Mr Deceuninck said issues being debated by lawyers include whether or not (for a French resident) the children’s reserve rights should be worked out based on worldwide assets or just French assets, though he said the most mainstream view, including from the Cridon network that advises notaires on international issues, is that it is the worldwide estate.
He added: “Really this reform is likely to be considered in breach of the EU regulation because it violates a fundamental principle of EU law which is that EU rules have primacy over national rules.
“I think it’s likely that in the relatively near future it could be scrapped by an EU or French judge, or maybe some day the legislators will realise they made a mistake.”
He said it is not easy to find solutions to the new rule, stating that one option could be creating a foreign company to own your French property, so it may be legally deemed to consist of shares located outside France.
Effect likely to depend on relationship with children
Christophe Dutertre, a notaire specialising in international inheritance issues, said the impact will depend on the relationship between children and parents.
“The children will have the right to refuse to make a claim, and if there is a good relationship with the parents they may be happy for the surviving spouse to inherit and they will inherit after the second death, for example.
“The situation might be different if you have children from a previous marriage. If the children accept that their step-parent receives the full inheritance, they don’t necessarily have any guarantee they will inherit anything after the second death.”
He added: “The main question causing a lot of problems for lawyers is how to calculate the rights. No one has a good answer to it, but we have to rely on precedent, workshops and expert’s articles.”
He confirmed there is some debate as to whether (for French residents) they should calculate the children’s rights based on French-located assets, or worldwide ones.
“One client might have a million pound property in London and live in the French countryside with a €100,000 property. The question of compensation is quite difficult. But the Cridon, which deals with questions for notaires, told us that they think we should take account of the worldwide estate.
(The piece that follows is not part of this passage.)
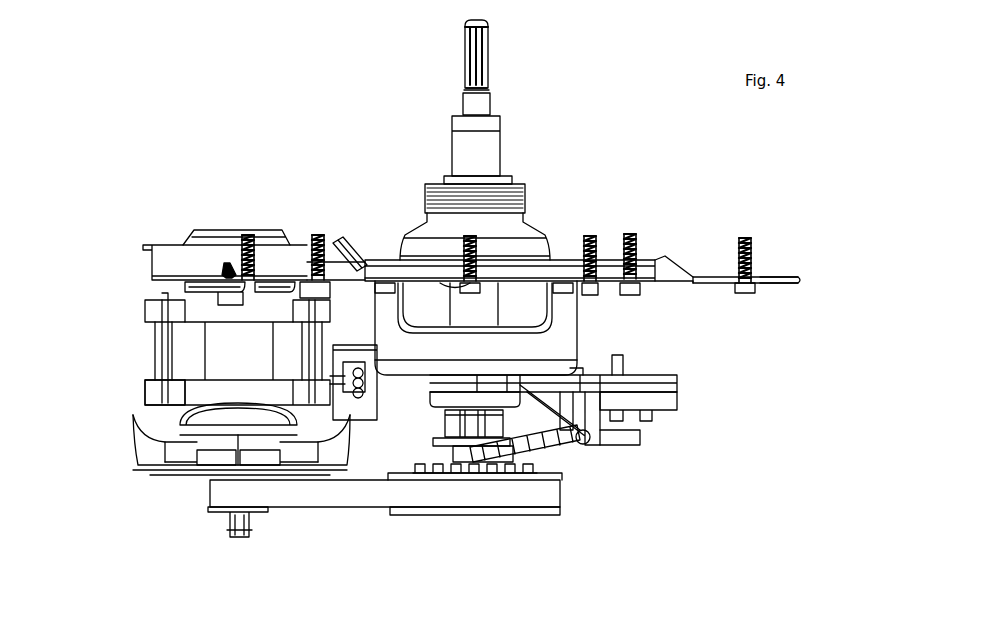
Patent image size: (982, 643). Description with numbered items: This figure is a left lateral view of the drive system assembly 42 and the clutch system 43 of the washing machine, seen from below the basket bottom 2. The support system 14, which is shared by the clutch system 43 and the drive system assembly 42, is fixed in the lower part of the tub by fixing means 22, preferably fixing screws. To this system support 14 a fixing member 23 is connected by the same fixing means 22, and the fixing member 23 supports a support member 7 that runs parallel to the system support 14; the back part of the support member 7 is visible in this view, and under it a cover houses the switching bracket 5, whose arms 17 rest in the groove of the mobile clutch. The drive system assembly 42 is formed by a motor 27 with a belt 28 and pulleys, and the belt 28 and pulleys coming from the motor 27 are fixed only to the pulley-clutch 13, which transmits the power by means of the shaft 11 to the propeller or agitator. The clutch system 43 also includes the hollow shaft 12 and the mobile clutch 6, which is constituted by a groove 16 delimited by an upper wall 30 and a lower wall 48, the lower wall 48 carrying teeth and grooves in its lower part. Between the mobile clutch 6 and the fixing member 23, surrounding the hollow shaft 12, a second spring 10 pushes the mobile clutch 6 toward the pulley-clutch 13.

“Some clients are saying, ‘well, we’re going to move our assets back to the UK,’ but actually, though the UK assets can’t be touched, they may be taken into account to calculate the children’s rights over the French assets.”
He gave the following example, worked out according to the most widely accepted view of how the law should operate:
Mr Smith dies in France with one spouse and two children from a previous relationship. He chose UK law and left everything to his wife.
He had a €250,000 French property, UK flat worth €400,000 and a UK bank account with €50,000 and French, €50,000 = €750,000.
With two children, the réserve is two-thirds, which is €250,000 each.
The French estate is €300,000, not enough to compensate in full. The compensation should therefore be pro rata out of the value of the assets in France, so €150,000 each.
He said there is some argument over whether the children could also attempt a court case to claim more (out of worldwide assets), but this is uncertain. The Connexion notes, however, that the French law itself states that “the children can make a compensatory levy out of goods situated in France on the day of death”.